Up & Atom

The US Department of Energy (DOE) issued a Supplemental Federal Register Notice on June 5 that addresses its interpretation of what constitutes high-level radioactive waste (HLW). The DOE said the notice reflects DOE policy modifications informed by public comments it received during the 90-day public comment period after it issued the initial Federal Register Notice on October 10, 2018. DOE stated that it received roughly 360 distinct, unrepeated comments from a variety of stakeholders: members of the public, Native American tribes, members of Congress, numerous state and local governments, and one federal agency, the Nuclear Regulatory Commission (NRC).

The DOE said its HLW interpretation is intended to facilitate the safe disposal of defense reprocessing waste based primarily on the radiological characteristics of the waste, and whether it can be disposed of safely in a facility other than a deep geological repository. As DOE stated in the October 10 notice and reiterated in the supplemental notice, the department interprets the statutory term such that some reprocessing wastes may be classified as not HLW (non-HLW) and may be disposed of in accordance with its radiological characteristics. According to the DOE, its HLW interpretation does not change or revise any current policies, legal requirements, permits, or agreements.

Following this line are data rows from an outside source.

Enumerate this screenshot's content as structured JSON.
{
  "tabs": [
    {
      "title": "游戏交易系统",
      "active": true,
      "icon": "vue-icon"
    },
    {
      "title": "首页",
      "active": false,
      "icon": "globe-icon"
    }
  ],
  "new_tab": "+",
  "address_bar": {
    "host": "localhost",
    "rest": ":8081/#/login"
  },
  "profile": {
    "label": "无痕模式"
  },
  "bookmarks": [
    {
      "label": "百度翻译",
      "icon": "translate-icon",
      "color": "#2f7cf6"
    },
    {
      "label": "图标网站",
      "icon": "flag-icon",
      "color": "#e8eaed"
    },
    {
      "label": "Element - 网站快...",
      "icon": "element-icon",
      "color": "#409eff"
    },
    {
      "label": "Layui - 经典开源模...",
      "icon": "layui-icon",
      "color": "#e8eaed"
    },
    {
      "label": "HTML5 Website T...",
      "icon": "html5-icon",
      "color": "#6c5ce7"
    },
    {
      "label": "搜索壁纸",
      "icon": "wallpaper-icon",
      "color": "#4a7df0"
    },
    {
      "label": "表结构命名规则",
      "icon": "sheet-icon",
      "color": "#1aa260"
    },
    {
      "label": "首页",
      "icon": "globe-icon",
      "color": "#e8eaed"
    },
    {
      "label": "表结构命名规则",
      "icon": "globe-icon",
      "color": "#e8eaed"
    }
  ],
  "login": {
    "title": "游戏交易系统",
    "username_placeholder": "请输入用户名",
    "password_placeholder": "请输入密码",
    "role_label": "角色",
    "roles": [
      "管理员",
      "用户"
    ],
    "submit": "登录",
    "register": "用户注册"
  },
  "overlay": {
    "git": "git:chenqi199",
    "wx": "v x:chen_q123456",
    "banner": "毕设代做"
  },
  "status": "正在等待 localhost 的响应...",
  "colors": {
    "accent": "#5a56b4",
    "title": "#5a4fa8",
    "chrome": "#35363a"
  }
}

DOE also announced that it is initiating a public process under the National Environmental Policy Act (NEPA) to analyze the potential environmental impacts associated with disposing of certain waste from the Savannah River Site at a commercial disposal facility outside South Carolina that is licensed by either the NRC or an Agreement State under 10 CFR Part 61 to receive low-level radioactive waste (LLW). DOE stated that it is currently not considering whether to apply the HLW interpretation at any other site or for any other waste stream. In addition, decisions about whether and how this interpretation of HLW will apply to existing wastes and whether such wastes may be disposed of as non-HLW will be the subject of subsequent actions.

As background, the Atomic Energy Act of 1954, as amended (AEA) and the Nuclear Waste Policy Act (NWPA) of 1982, as amended, define the term “high-level radioactive waste” as:

  1. the highly radioactive material resulting from the reprocessing of spent nuclear fuel, including liquid waste produced directly in reprocessing and any solid material derived from such liquid waste that contains fission products in sufficient concentrations; and
  2. other highly radioactive material that the [Nuclear Regulatory] Commission, consistent with existing law, determines by rule requires permanent isolation.

According to the policy, the DOE interprets these statutes to provide that a reprocessing waste may be determined to be non-HLW if the waste

  1. does not exceed concentration limits for Class C low-level radioactive waste as set out in 10 CFR § 61.55, and meets the performance objectives of a disposal facility; or
  2. does not require disposal in a deep geologic repository and meets the performance objectives of a disposal facility as demonstrated through a performance assessment conducted in accordance with applicable requirements.